Note: Cut-off 50 mL/minute/kg before and after thoraco-amniotic shunting for severe
fetal pleural effusion. Normal: UVFV > 50 mL/minute/kg, hypo: UVFV < 50 mL/minute/kg.
-
Group 1: Normal UVFV before TAS and normal UVFV maintained until delivery. This group
comprised 12 cases. The survival rate was 75%. When UVFV is maintained at a normal
level, we can safely extend the pregnancy duration.
-
Group 2: Low UVFV improved after TAS. This group had a 67% survival rate. These fetuses
merely exhibited that the high pressure by thoracic massive fluid pooling and UV inflow
from a healthy placenta would be transiently disturbed physically; TAS would effectively
resolve the high pressure; and enough cardiac dilatation and placental fluid replacement
would begin after TAS. When UVFV is maintained at a normal level, we can also safely
extend the duration of the pregnancy.
-
Group 3: UVFV was reduced to be low level after TAS for a period of time. In this
group, excess fluid pooling would probably result in acute deterioration, and there
might be inadequate and nonplacental fluid replacement. We consider this stage as
“collapsing.” We should prepare for delivery if we detect a gradual deterioration
of UVFV. Fetal death can be prevented with meticulous fetal monitoring.
-
Group 4: Low UVFV not improved by TAS at all. Placental replacement might already
be compromised irreversibly, and fetal cardiac status might be “collapsed.” We should
consider immediate delivery to prevent fetal death.
These categories would help the clinician to monitor the fetuses after TAS. Groups
1 and 2 would keep us during the pregnancy period with safety, and groups 3 and 4
would make us starting preparing for early delivery.
Our study has some limitations in regard to the analysis of fetal survival. In some
cases, there may be another lethal anomaly that could not be diagnosed prenatally
that would influence the prognosis.[7] Therefore, the chart we developed cannot determine the prognosis in all cases. This
chart would merely contribute to diagnosing fetal circulations, such as homeostasis
and fluid balance. Furthermore, in this complicated situation of a nonhomogeneous
population, a precise analysis of TAS effectiveness is compromised.
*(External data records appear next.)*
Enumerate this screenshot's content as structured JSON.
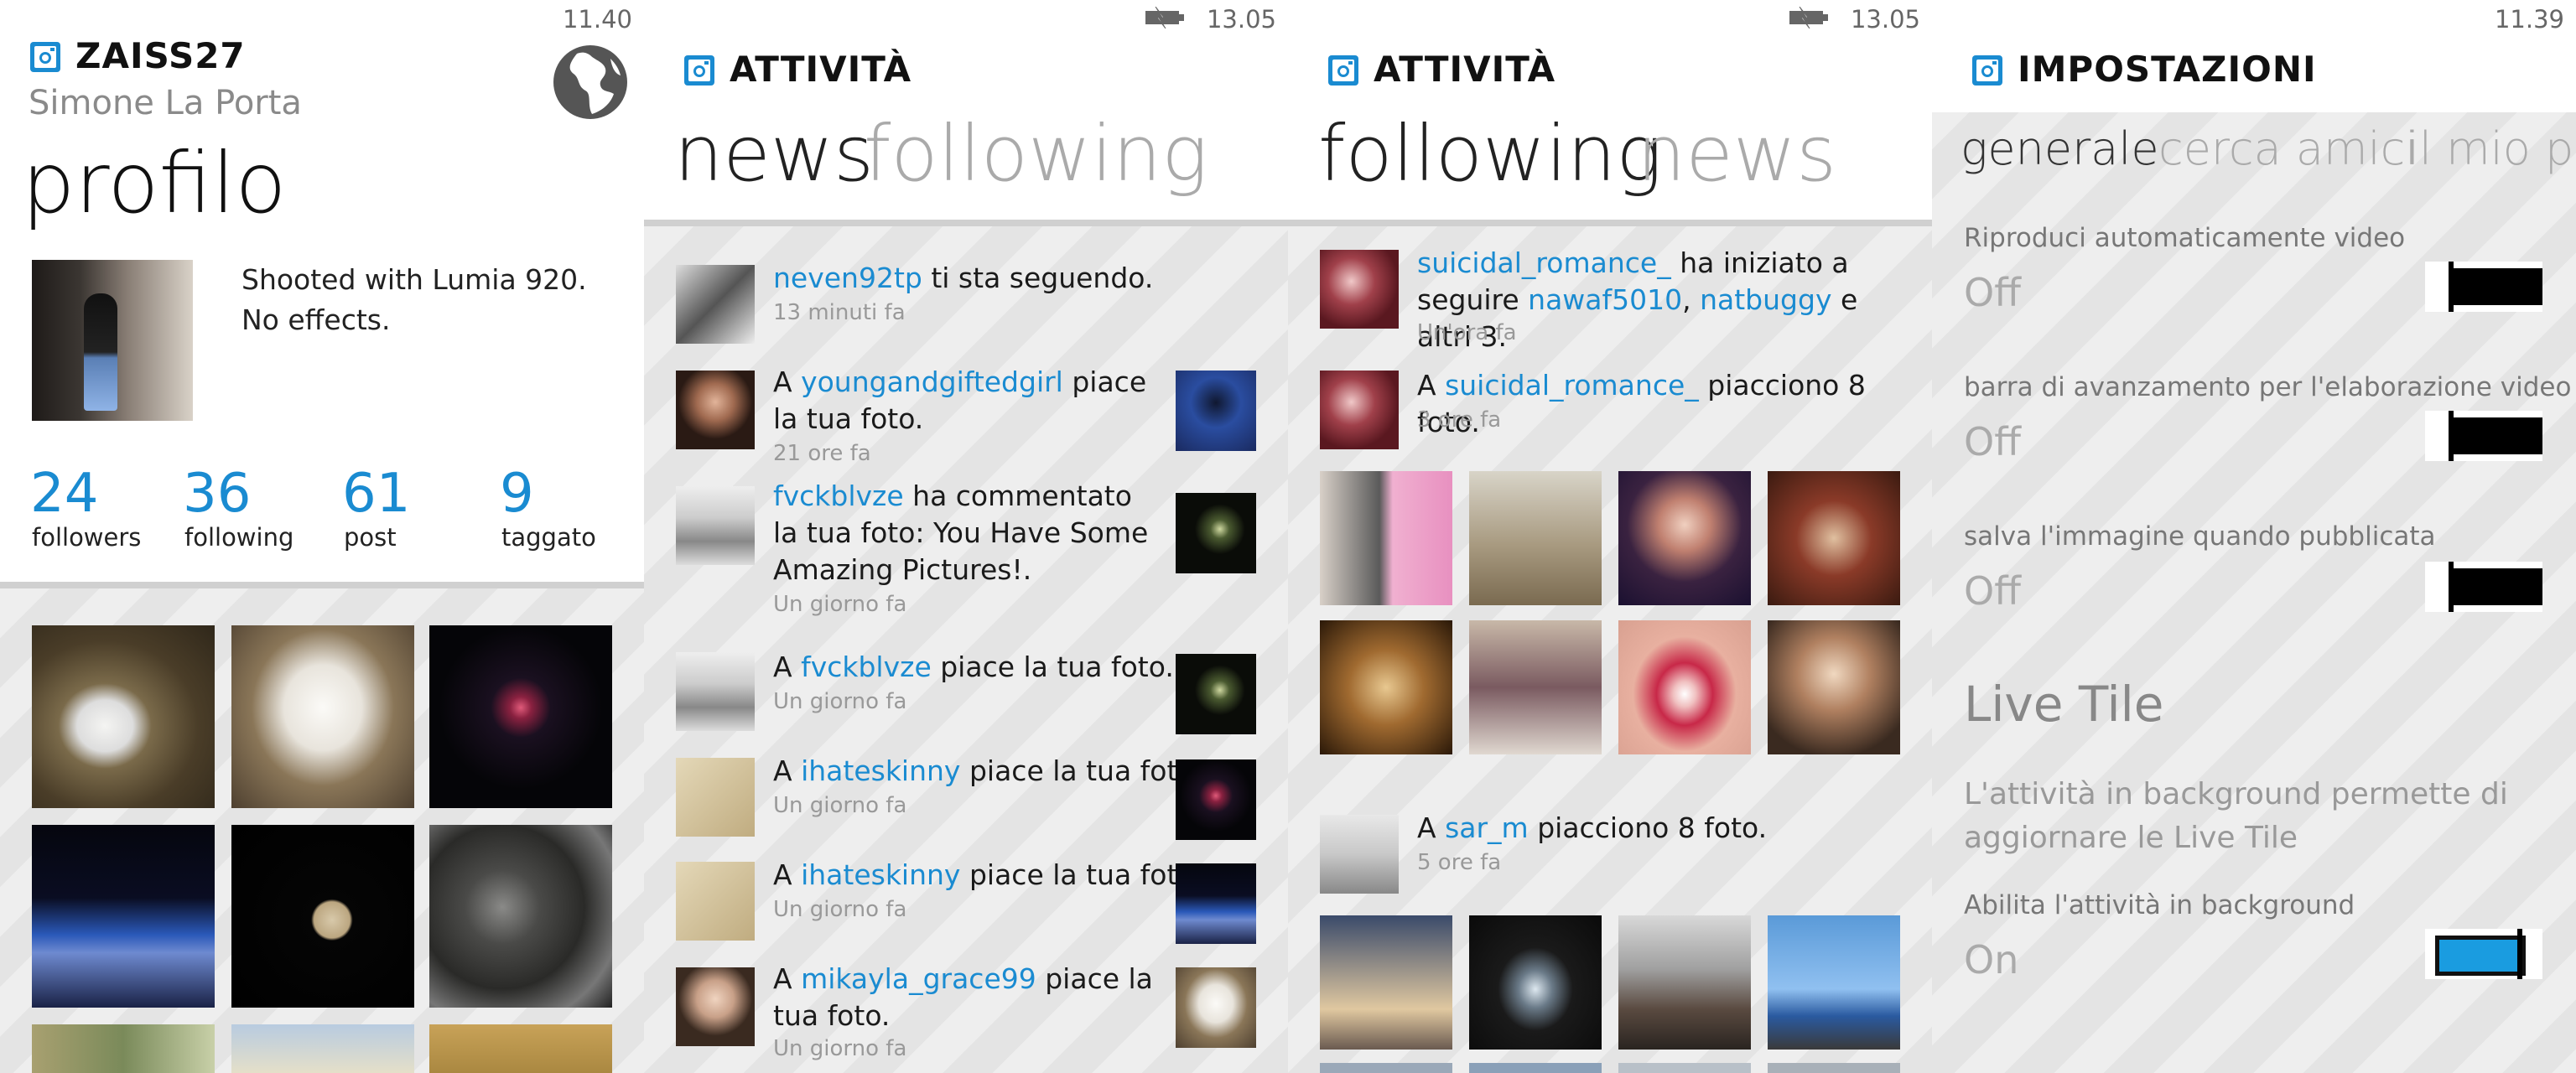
{
  "profile_panel": {
    "time": "11.40",
    "app_title": "ZAISS27",
    "full_name": "Simone La Porta",
    "heading": "profilo",
    "caption_line1": "Shooted with Lumia 920.",
    "caption_line2": "No effects.",
    "stats": [
      {
        "num": "24",
        "label": "followers"
      },
      {
        "num": "36",
        "label": "following"
      },
      {
        "num": "61",
        "label": "post"
      },
      {
        "num": "9",
        "label": "taggato"
      }
    ]
  },
  "news_panel": {
    "time": "13.05",
    "app_title": "ATTIVITÀ",
    "pivot_active": "news",
    "pivot_other": "following",
    "items": [
      {
        "pre": "",
        "user": "neven92tp",
        "post": " ti sta seguendo.",
        "time": "13 minuti fa"
      },
      {
        "pre": "A ",
        "user": "youngandgiftedgirl",
        "post": " piace la tua foto.",
        "time": "21 ore fa"
      },
      {
        "pre": "",
        "user": "fvckblvze",
        "post": " ha commentato la tua foto: You Have Some Amazing Pictures!.",
        "time": "Un giorno fa"
      },
      {
        "pre": "A ",
        "user": "fvckblvze",
        "post": " piace la tua foto.",
        "time": "Un giorno fa"
      },
      {
        "pre": "A ",
        "user": "ihateskinny",
        "post": " piace la tua foto.",
        "time": "Un giorno fa"
      },
      {
        "pre": "A ",
        "user": "ihateskinny",
        "post": " piace la tua foto.",
        "time": "Un giorno fa"
      },
      {
        "pre": "A ",
        "user": "mikayla_grace99",
        "post": " piace la tua foto.",
        "time": "Un giorno fa"
      }
    ]
  },
  "following_panel": {
    "time": "13.05",
    "app_title": "ATTIVITÀ",
    "pivot_active": "following",
    "pivot_other": "news",
    "item1": {
      "user": "suicidal_romance_",
      "mid": " ha iniziato a seguire ",
      "user2": "nawaf5010",
      "sep": ", ",
      "user3": "natbuggy",
      "post": " e altri 3.",
      "time": "Un'ora fa"
    },
    "item2": {
      "pre": "A ",
      "user": "suicidal_romance_",
      "post": " piacciono 8 foto.",
      "time": "3 ore fa"
    },
    "item3": {
      "pre": "A ",
      "user": "sar_m",
      "post": " piacciono 8 foto.",
      "time": "5 ore fa"
    }
  },
  "settings_panel": {
    "time": "11.39",
    "app_title": "IMPOSTAZIONI",
    "pivot_active": "generale",
    "pivot_other1": "cerca amici",
    "pivot_other2": "il mio pro",
    "settings": [
      {
        "label": "Riproduci automaticamente video",
        "value": "Off"
      },
      {
        "label": "barra di avanzamento per l'elaborazione video",
        "value": "Off"
      },
      {
        "label": "salva l'immagine quando pubblicata",
        "value": "Off"
      }
    ],
    "live_tile_heading": "Live Tile",
    "live_tile_desc_line1": "L'attività in background permette di",
    "live_tile_desc_line2": "aggiornare le Live Tile",
    "background_label": "Abilita l'attività in background",
    "background_value": "On"
  },
  "colors": {
    "accent": "#1a8bd1",
    "toggle_on": "#1a9ce0"
  }
}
In predicting
the final prognosis of each case by circulatory parameters, we should incorporate
this new classification.
The methodology of measuring UVFV has been discussed.[10]
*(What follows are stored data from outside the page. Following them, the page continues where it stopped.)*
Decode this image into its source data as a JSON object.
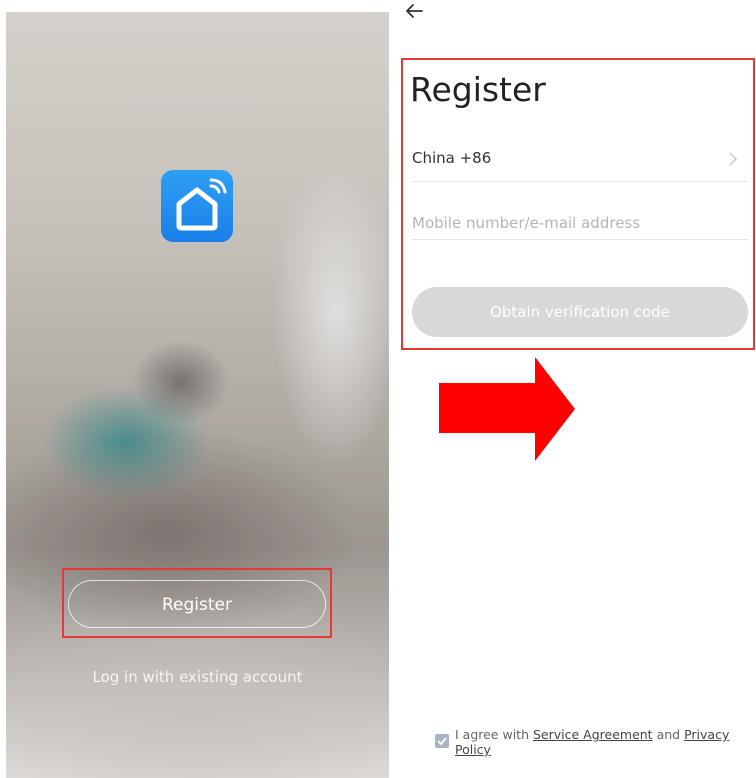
{
  "splash": {
    "logo_icon": "smart-home-wifi-icon",
    "register_label": "Register",
    "login_label": "Log in with existing account"
  },
  "register_page": {
    "back_icon": "arrow-left-icon",
    "title": "Register",
    "country_label": "China +86",
    "country_chevron_icon": "chevron-right-icon",
    "mobile_placeholder": "Mobile number/e-mail address",
    "mobile_value": "",
    "obtain_label": "Obtain verification code",
    "agreement": {
      "checkbox_checked": true,
      "prefix": "I agree with",
      "service_agreement": "Service Agreement",
      "and": "and",
      "privacy_policy": "Privacy Policy"
    }
  },
  "colors": {
    "highlight_box": "#e53935",
    "arrow": "#ff0000",
    "logo_blue": "#1a7fe8",
    "disabled_button": "#d8d8d8"
  }
}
[11] We selected an intrahepatic portion rather than a free loop of umbilical in deference
to our skill set pertaining to this type of analysis. Using a hepatic portion has
been reported to have high reproducibility; Spanish researchers showed a higher reproducibility
when using a hepatic portion compared with that of the umbilical arterial pulsatility
index. This study encourages us to continue to use this parameter.
We set a transient cutoff value for low UVFV at 50 mL/minute/kg hypothetically. This
value appeared to lie at the 2.5th percentile of another study.[9] If we accrue more cases in the future, we will conduct a receiver operating curve
analysis. The foregoing is also a limitation of this study; however, for mild FGR
cases during the late pregnancy period, 68 mL/minute/kg is a critical cutoff value
for assessing fetal asphyxia.[19] As such, the level of our cutoff value appears to be appropriate.
We also speculated fetal cardiac collapse using UVFV and UA flow pattern due to its
convenience, but ideally, it would be better to use additional parameters such as
combined cardiac output (CCO).[20] Though the CCO has some variability in its values, these data would be helpful to
analyze the pathophysiology of fetal cardiac collapse in the future.
In conclusion, our new grouping of the evaluation of fetal collapsing situations could
serve as a new assessment tool to precisely evaluate fetal and placental status in
TAS for severe pleural effusion.
Corrigendum: This article was corrected as detailed in the corrigendum published on September
26, 2025 (doi: 10.1055/a-2706-6895).